NEW DELHI (AFP) - A 23-year-old economics graduate was crowned on Thursday maharaja of a centuries-old royal family in southern India in an elaborate ceremony involving 40 priests and attended by 1,000 well-heeled guests.
At 15 temples spread throughout opulent palace grounds in the city of Mysore, Yaduveer Krishnadatta Chamaraja Wodeyar was inducted as the 27th head of the Wodeyar dynasty which once ruled swathes of southern India in a two day event.
Wodeyar, a recent economics and English graduate from Boston University, succeeded Srikantadatta Narasimharaja Wodeyar who died in 2013 of a heart attack.
Srikantadatta was childless and did not name an heir but his widow Pramoda Devi adopted the young Wodeyar, a relative, at a ceremony in February.
"My role here is ensuring that heritage, our heritage, remains alive," Wodeyar told the NDTV news channel as photos and footage showed him wearing a large gold headpiece studded with gems while seated on a throne adorned with flowers.
"It is also... fulfilling our contribution to the people in the state," he said.

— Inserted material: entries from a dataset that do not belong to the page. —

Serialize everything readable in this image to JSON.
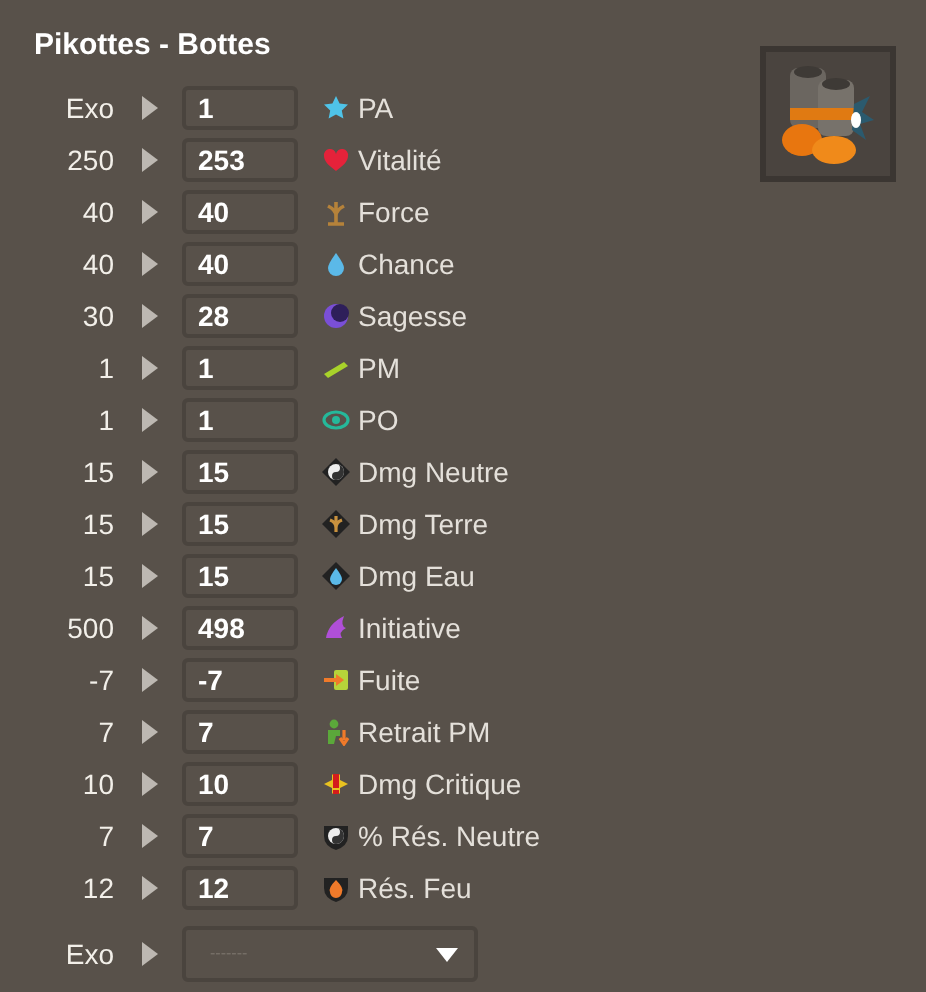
{
  "title": "Pikottes - Bottes",
  "rows": [
    {
      "kind": "stat",
      "base": "Exo",
      "value": "1",
      "label": "PA"
    },
    {
      "kind": "stat",
      "base": "250",
      "value": "253",
      "label": "Vitalité"
    },
    {
      "kind": "stat",
      "base": "40",
      "value": "40",
      "label": "Force"
    },
    {
      "kind": "stat",
      "base": "40",
      "value": "40",
      "label": "Chance"
    },
    {
      "kind": "stat",
      "base": "30",
      "value": "28",
      "label": "Sagesse"
    },
    {
      "kind": "stat",
      "base": "1",
      "value": "1",
      "label": "PM"
    },
    {
      "kind": "stat",
      "base": "1",
      "value": "1",
      "label": "PO"
    },
    {
      "kind": "stat",
      "base": "15",
      "value": "15",
      "label": "Dmg Neutre"
    },
    {
      "kind": "stat",
      "base": "15",
      "value": "15",
      "label": "Dmg Terre"
    },
    {
      "kind": "stat",
      "base": "15",
      "value": "15",
      "label": "Dmg Eau"
    },
    {
      "kind": "stat",
      "base": "500",
      "value": "498",
      "label": "Initiative"
    },
    {
      "kind": "stat",
      "base": "-7",
      "value": "-7",
      "label": "Fuite"
    },
    {
      "kind": "stat",
      "base": "7",
      "value": "7",
      "label": "Retrait PM"
    },
    {
      "kind": "stat",
      "base": "10",
      "value": "10",
      "label": "Dmg Critique"
    },
    {
      "kind": "stat",
      "base": "7",
      "value": "7",
      "label": "% Rés. Neutre"
    },
    {
      "kind": "stat",
      "base": "12",
      "value": "12",
      "label": "Rés. Feu"
    },
    {
      "kind": "select",
      "base": "Exo",
      "placeholder": "-------"
    }
  ]
}
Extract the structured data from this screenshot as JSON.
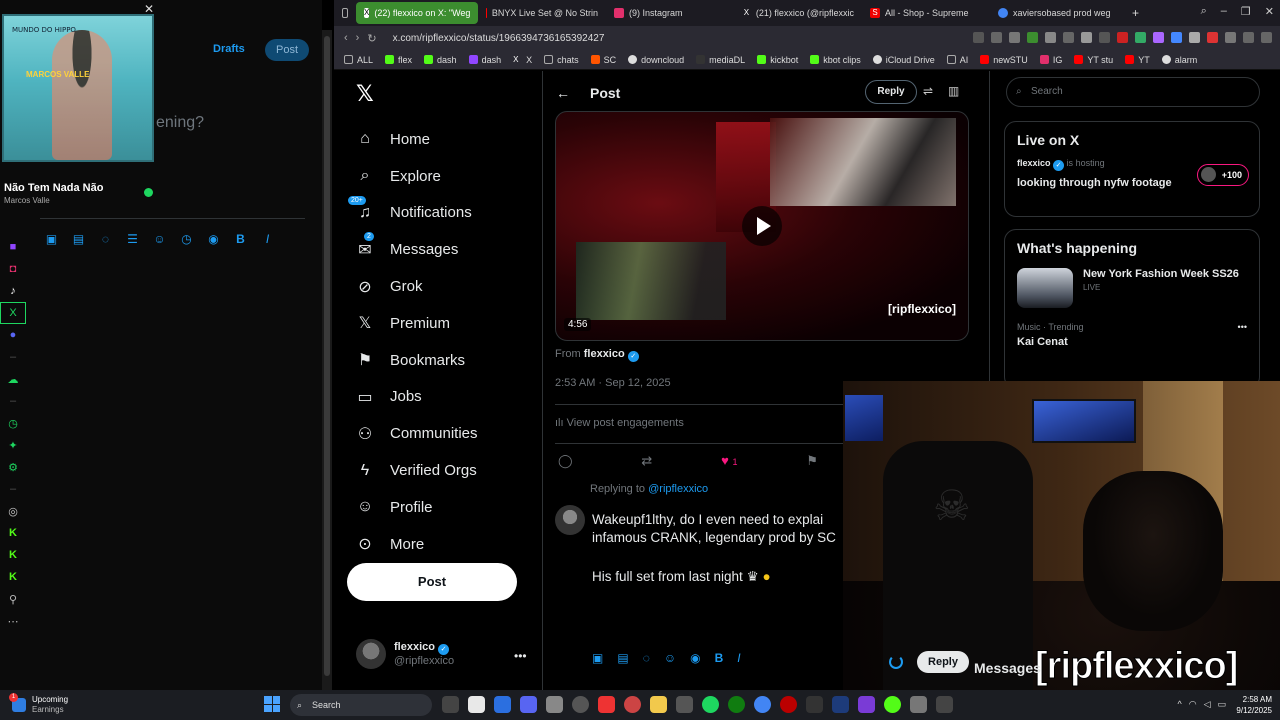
{
  "music": {
    "album_text": "MUNDO DO HIPPO",
    "album_title": "MARCOS VALLE",
    "song_title": "Não Tem Nada Não",
    "artist": "Marcos Valle"
  },
  "composer": {
    "drafts": "Drafts",
    "post": "Post",
    "placeholder": "ening?"
  },
  "browser": {
    "tabs": [
      {
        "label": "(22) flexxico on X: \"Weg",
        "active": true
      },
      {
        "label": "BNYX Live Set @ No Strin"
      },
      {
        "label": "(9) Instagram"
      },
      {
        "label": "(21) flexxico (@ripflexxic"
      },
      {
        "label": "All - Shop - Supreme"
      },
      {
        "label": "xaviersobased prod weg"
      }
    ],
    "url": "x.com/ripflexxico/status/1966394736165392427",
    "bookmarks": [
      "ALL",
      "flex",
      "dash",
      "dash",
      "X",
      "chats",
      "SC",
      "downcloud",
      "mediaDL",
      "kickbot",
      "kbot clips",
      "iCloud Drive",
      "AI",
      "newSTU",
      "IG",
      "YT stu",
      "YT",
      "alarm"
    ]
  },
  "nav": {
    "items": [
      {
        "label": "Home",
        "icon": "home-icon"
      },
      {
        "label": "Explore",
        "icon": "search-icon"
      },
      {
        "label": "Notifications",
        "icon": "bell-icon",
        "badge": "20+"
      },
      {
        "label": "Messages",
        "icon": "mail-icon",
        "badge": "2"
      },
      {
        "label": "Grok",
        "icon": "grok-icon"
      },
      {
        "label": "Premium",
        "icon": "x-icon"
      },
      {
        "label": "Bookmarks",
        "icon": "bookmark-icon"
      },
      {
        "label": "Jobs",
        "icon": "briefcase-icon"
      },
      {
        "label": "Communities",
        "icon": "people-icon"
      },
      {
        "label": "Verified Orgs",
        "icon": "lightning-icon"
      },
      {
        "label": "Profile",
        "icon": "person-icon"
      },
      {
        "label": "More",
        "icon": "more-circle-icon"
      }
    ],
    "post_button": "Post",
    "account_name": "flexxico",
    "account_handle": "@ripflexxico"
  },
  "post": {
    "header_title": "Post",
    "reply_button": "Reply",
    "video_duration": "4:56",
    "video_watermark": "[ripflexxico]",
    "from_prefix": "From",
    "from_name": "flexxico",
    "timestamp": "2:53 AM · Sep 12, 2025",
    "engagements": "View post engagements",
    "like_count": "1",
    "replying_prefix": "Replying to",
    "replying_to": "@ripflexxico",
    "reply_line1": "Wakeupf1lthy, do I even need to explai",
    "reply_line2": "infamous CRANK, legendary prod by SC",
    "reply_line3": "His full set from last night"
  },
  "sidebar": {
    "search_placeholder": "Search",
    "live_heading": "Live on X",
    "live_host": "flexxico",
    "live_hosting": "is hosting",
    "live_title": "looking through nyfw footage",
    "live_count": "+100",
    "happening_heading": "What's happening",
    "trend1_title": "New York Fashion Week SS26",
    "trend1_status": "LIVE",
    "trend2_category": "Music · Trending",
    "trend2_name": "Kai Cenat"
  },
  "overlay": {
    "watermark": "[ripflexxico]",
    "reply_button": "Reply",
    "messages": "Messages"
  },
  "taskbar": {
    "weather_badge": "1",
    "weather_line1": "Upcoming",
    "weather_line2": "Earnings",
    "search": "Search",
    "time": "2:58 AM",
    "date": "9/12/2025"
  }
}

The Wodeyar dynasty ruled over what was then Mysore state for nearly six centuries and was known for its progressive rule of social reforms.
India's maharajas once ruled over around 100 million people across 565 princely states.
But they lost their powers when India gained independence in 1947 although they are still wealthy and many are revered by their local populations.
Wodeyar will now be custodian of the sprawling Mysore and Bangalore palaces and acres of land spread across Karnataka state.
The Mysore palace, the seat of the kingdom and known for its mix of stained glass, mirrors, solid silver doors, marble floors and mahogany carvings, has become a tourist attraction.
It is lit up at night on public holidays and Sundays by nearly 100,000 light bulbs, according to the palace's website.